Ce dernier ne prête aucune attention aux paroles de Zara et fusille mon compagnon du regard. Un sombre mélange de terreur, de rage et de pitié se reflète sur son visage. Pourtant, les mots de ma rivale résonnent encore dans ma tête. La jalousie de mon cœur souffle qu'elle cherche à m'évincer le plus vite possible. Qu'elle veut me le prendre, me l'arracher et le garder loin de mes bras. À cela, ma raison me pousse à renoncer de toute urgence. Robin poursuit, me sortant du même coup de mes pensées encombrées :
— Rien de bien méchant, poupée. Tu sais, je n'ai pas de très grosses affaires. Je revends un peu de drogue, un peu de contrefaçon, par-ci par-là. Rien qui devrait te faire peur. De toute façon, si tu nous rejoins, tu resteras sous la bonne garde de ton amoureux. Après tout, il a déjà commencé ton initiation et avec lui, je ne pourrais pas être plus sûr de ta loyauté...
— Je ne peux pas m'occuper de Desmond et d'elle, Robin. Je...
— Desmond est prêt. Il n'a plus besoin de toi.
Ce dernier acquiesce d'un signe de tête plus ou moins assuré. Shane pousse un profond soupir de lassitude, ce à quoi Robin rétorque avec amusement :
— À moins que tu préfères qu'un autre lascar de chez nous ne s'occupe de la former ? Bien que ce ne soient pas de mauvais bougres, il faut dire que les filles sont assez rares dans notre bande et par conséquent, assez convoitées. Tu comprends, Roxane.
Il adresse un petit sourire charmeur à Zara. Je reste interdite, n'osant contredire aucun des deux hommes qui se tiennent devant moi. Shane agrippe la racine de ses cheveux, comme pour tenter de canaliser la colère qui semble s'être emparée de lui. Sans lui accorder plus d'attention, Robin sort une carte de son portefeuille. Il n'y a aucun nom, seulement un numéro de téléphone sobrement imprimé au centre.
— Je voudrais que tu prennes le temps d'y réfléchir, ma belle. Dès que tu te sentiras prête, je me ferai un plaisir de te faire vivre personnellement tes premiers pas dans la cour des grands. Bien entendu, je compte sur toi pour garder le silence. Ce sera notre petit secret.
J'acquiesce d'un bref signe de la tête et ose un rapide regard en direction de Shane. Il fixe le bout de ses chaussures, la mâchoire serrée, invisible aux yeux de Robin qui lui, m'invite à me lever. Zara s'approche de nous et me rend mes affaires en toisant étrangement Robin. L'expression déconfite qui orne maintenant son visage me donne un léger baume au cœur que je ne peux renier. Desmond pince les lèvres, confus avant de me saluer d'un geste de la main. Leur patron me gratifie d'une dernière accolade amicale — que j'accueille cette fois-ci avec beaucoup moins de crispation — puis reprend, un large sourire aux lèvres :
— À très vite, Roxane. Il me tarde d'avoir ta réponse. Maintenant, allez, mes petits tourtereaux. Soyez heureux et profitez bien de la vie. Oui, profitez-en bien. Elle passe si vite, si vous saviez...
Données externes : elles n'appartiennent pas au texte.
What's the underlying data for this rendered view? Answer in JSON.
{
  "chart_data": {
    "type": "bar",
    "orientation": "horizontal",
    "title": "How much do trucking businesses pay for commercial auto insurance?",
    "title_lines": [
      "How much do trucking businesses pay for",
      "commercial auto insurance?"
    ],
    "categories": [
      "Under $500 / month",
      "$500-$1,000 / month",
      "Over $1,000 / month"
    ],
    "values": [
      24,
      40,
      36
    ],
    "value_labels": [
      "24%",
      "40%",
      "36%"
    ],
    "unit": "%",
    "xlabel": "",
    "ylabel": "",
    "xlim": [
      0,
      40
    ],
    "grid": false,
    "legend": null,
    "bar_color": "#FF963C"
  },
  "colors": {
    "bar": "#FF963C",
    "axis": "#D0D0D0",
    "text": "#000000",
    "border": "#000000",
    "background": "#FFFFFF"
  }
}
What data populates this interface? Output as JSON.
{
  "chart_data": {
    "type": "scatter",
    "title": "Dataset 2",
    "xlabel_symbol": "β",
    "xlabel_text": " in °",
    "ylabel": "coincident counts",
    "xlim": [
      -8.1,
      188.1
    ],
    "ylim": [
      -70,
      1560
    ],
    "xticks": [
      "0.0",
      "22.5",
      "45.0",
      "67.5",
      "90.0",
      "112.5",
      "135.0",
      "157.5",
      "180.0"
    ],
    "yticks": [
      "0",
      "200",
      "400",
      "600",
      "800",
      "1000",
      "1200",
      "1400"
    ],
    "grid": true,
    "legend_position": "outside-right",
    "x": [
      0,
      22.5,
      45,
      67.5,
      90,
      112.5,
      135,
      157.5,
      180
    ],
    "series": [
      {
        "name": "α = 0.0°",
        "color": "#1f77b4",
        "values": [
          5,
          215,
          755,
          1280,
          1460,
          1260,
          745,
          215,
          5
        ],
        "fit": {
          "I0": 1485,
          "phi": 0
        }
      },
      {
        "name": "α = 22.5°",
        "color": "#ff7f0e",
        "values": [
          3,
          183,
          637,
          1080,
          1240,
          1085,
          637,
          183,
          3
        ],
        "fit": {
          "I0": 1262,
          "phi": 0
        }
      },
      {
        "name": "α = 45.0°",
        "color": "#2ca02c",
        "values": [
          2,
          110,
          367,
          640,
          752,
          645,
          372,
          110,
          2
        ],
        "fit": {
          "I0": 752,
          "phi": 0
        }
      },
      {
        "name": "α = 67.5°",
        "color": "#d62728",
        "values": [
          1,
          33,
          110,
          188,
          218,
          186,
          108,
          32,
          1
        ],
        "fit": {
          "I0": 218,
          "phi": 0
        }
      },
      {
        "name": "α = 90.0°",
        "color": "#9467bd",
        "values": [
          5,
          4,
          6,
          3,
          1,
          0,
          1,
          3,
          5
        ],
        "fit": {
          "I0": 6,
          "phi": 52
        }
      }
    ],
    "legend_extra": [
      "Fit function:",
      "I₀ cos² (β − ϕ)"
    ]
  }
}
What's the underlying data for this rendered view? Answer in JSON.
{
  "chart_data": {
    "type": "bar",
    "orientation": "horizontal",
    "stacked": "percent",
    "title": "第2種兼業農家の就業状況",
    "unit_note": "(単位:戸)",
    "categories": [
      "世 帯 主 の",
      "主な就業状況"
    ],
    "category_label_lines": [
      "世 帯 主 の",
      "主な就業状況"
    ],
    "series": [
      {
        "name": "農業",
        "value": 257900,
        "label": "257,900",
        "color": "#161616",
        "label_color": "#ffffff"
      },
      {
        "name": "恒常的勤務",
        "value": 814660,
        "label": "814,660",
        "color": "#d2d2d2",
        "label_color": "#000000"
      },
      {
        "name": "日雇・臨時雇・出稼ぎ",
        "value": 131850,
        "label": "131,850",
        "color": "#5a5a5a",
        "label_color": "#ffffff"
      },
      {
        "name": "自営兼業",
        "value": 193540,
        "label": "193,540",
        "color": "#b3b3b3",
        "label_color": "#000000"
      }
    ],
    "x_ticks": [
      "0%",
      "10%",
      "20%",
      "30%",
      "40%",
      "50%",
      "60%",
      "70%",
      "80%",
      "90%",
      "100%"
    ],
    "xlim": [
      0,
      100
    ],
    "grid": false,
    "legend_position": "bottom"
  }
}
Je m'éloigne de Robin sans ajouter un mot et enfouis la carte dans mon sac à main. Lorsque je passe devant Shane, il fusille une dernière fois ses amis du regard avant d'empoigner fermement mon bras et de me tirer violemment à travers le rideau rouge. Je titube, prête à rouspéter, mais m'abstiens de tout commentaire quand je croise ses iris emplis de rage qui me transpercent. Je décide alors de le suivre, sans ajouter un mot, la conscience en ébullition, la raison à l'abandon et le cœur... plus vivant que jamais.